Wednesday, July 12, 2017

The Wards of Lorden: Beast's Landing

Last of Lorden's three wards is Beast's Landing on the southern shore of the Gwaun. It is totally overrun with monsters, and its neighborhoods have taken on terrifying new aspects.

Beast's Landing

Generations ago, as Lorden first grew, a mayor named Bast built the Iron Bridge and pushed the city to expand to the southern shore of the Gwaun, and the new neighborhood was named Bast’s Landing in her honor. Once it was overrun by beastmen from the south, the wags at the popular Lorden Opinionator broadsheet re-christened it “Beast’s Landing,” and the name stuck.

There are many riches to be found here, as it was abandoned in a hurry by merchant and beggar alike. The only trouble is that monsters of all sorts have made their homes in the tumbledown houses, shops, temples, sewers, outhouses, bath houses, and so on. The old divisions of Beast’s Landing have mostly been forgotten, and its “neighborhoods” are all nicknames given to notorious areas of the ruin by adventurers lucky enough to make it out again.
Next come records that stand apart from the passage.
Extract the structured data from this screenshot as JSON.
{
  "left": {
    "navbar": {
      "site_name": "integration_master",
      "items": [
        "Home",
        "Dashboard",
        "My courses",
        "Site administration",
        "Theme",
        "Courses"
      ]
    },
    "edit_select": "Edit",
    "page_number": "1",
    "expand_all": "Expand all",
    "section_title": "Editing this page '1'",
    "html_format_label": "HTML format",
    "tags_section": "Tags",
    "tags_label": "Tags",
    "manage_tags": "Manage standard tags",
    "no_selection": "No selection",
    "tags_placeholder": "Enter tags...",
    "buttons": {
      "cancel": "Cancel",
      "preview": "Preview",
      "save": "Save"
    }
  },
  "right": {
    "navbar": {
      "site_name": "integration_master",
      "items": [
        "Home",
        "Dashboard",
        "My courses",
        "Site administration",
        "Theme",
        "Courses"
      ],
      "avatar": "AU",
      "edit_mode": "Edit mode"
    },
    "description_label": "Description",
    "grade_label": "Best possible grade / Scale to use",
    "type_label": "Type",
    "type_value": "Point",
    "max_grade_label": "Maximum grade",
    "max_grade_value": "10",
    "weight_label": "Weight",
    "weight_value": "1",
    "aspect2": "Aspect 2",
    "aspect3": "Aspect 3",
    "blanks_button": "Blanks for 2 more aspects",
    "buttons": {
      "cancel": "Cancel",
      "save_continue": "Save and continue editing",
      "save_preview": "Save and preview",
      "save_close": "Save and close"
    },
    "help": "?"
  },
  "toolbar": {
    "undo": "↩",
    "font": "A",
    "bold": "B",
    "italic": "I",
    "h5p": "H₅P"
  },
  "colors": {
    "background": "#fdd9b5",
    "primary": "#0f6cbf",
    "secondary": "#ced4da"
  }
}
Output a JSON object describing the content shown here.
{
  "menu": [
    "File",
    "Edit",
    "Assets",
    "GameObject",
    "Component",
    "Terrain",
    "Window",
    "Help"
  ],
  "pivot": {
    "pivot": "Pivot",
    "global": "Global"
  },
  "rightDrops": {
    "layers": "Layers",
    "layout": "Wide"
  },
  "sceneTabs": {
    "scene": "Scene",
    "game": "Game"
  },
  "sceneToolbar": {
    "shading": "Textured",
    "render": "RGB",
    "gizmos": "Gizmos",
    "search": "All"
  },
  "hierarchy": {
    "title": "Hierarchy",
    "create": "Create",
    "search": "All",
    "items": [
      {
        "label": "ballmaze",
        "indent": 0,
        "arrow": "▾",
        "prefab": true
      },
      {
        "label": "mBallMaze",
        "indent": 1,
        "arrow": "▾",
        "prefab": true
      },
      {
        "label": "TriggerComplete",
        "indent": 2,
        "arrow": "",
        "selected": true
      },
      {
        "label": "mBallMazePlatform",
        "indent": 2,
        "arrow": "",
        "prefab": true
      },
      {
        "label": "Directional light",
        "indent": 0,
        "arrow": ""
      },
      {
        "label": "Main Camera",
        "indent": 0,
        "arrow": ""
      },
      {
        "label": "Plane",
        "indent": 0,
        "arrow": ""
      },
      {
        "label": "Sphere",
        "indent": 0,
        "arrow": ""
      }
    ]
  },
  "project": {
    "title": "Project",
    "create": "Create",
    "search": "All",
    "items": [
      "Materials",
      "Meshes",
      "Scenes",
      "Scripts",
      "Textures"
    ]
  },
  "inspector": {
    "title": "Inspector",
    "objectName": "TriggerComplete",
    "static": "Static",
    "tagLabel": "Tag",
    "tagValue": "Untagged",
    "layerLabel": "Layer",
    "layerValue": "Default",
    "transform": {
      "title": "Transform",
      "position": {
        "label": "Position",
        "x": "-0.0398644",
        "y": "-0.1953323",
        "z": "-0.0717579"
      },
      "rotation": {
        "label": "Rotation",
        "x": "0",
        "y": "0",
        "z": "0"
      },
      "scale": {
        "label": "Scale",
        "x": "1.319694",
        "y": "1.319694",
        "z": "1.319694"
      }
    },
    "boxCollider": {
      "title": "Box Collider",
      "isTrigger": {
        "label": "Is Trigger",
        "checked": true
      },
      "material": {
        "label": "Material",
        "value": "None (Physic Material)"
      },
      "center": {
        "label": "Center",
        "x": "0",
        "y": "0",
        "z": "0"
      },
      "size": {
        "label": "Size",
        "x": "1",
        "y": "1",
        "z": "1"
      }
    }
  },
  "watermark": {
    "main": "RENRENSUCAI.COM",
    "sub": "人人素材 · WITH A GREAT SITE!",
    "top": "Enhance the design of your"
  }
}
Beast's Landing has six "neighborhoods": The Burn Ward, The Labyrinth, The Pudding, Rat Island, The Safe Zone, and Shitburg.

The Burn Ward

A massive fire eradicated block after block of wooden houses in what was once a middle-class residential neighborhood. Well picked over by adventurers, the Burn Ward has few valuables to offer, but its burnt- out houses and shops can be a good place to hide from roving beastmen as they also have no reason to come here. Sleepers should be wary, however, of a previously-unknown species of night vulture that has a taste for burned flesh but will eat the living in a pinch.

The Labyrinth

This was once a massive temple-complex dedicated to the New God. Multiple small churches, offices, libraries, and outbuildings make up an imposing compound, but the real wonder is underground: an intricate series of service tunnels connect all the buildings in the complex, and are rumored to extend to a few other spots on the southern shore as well. One retired adventurer even claims he was held captive by a minotaur named Phobos who lives in the Labyrinth, and who only released him to warn others against going there, but nobody believes him.

The Pudding

The Pudding was the site of the last and largest battle between the soldiers of Lorden and the beastmen invaders before Beast’s Landing was abandoned. Once a great public park and garden, the earth here was churned into a foul slurry of blood, shit, urine and mud as the two sides fought in a torrential rain. Twenty years later the ground hasn’t recovered, and veteran adventurers speak of “sloggin’ through the Pudding” to get to other areas of the Landing. The terrain isn’t the only hazard, though, as monsters come here often to dine on its broad selection of corpses.

Rat Island

The name says it all for Rat Island, a small, rocky outcropping connected to Beast’s Landing by a rickety aerial cable car system that is inexplicably still running after all these years. Each of the six cars can fit four human-sized creatures comfortably, and cycles between Rat Island and the Safe Zone on the shore at about half an hour for a round trip. The island itself is overrun with rats of all sizes, who seem to be forming a society among the ruins of an old hermitage. How they’ve gained intelligence isn’t clear, but they are certainly reproducing and mutating at an alarming rate.

The Safe Zone

The nickname “Safe Zone” is used somewhat ironically, as nowhere in Beast’s Landing is really safe; you’ll often hear an adventurer say “We didn’t even make it past the bloody Safe Zone before the damned beastmen scented us!” But as the section of the southern shore where the Iron Bridge lets out, the Safe Zone sees the highest number of adventurers, so the beastmen are more likely to avoid it than the other neighborhoods of the Landing. It’s made up mostly of old shops and homes, with a few small parks set among the buildings.

Shitburg

Once a prosperous residential neighborhood called Bromberg, this area is known for having the densest population of the meanest, toughest beastmen. Their brutal kings make their homes here in a vile mockery of civilized life, and are attended by hordes of lesser monsters. Novice adventurers speak of the area with awe and fear; veterans dare each other to sorties “deep in the Shit” after heavy drinking, and agree only after a few drinks more.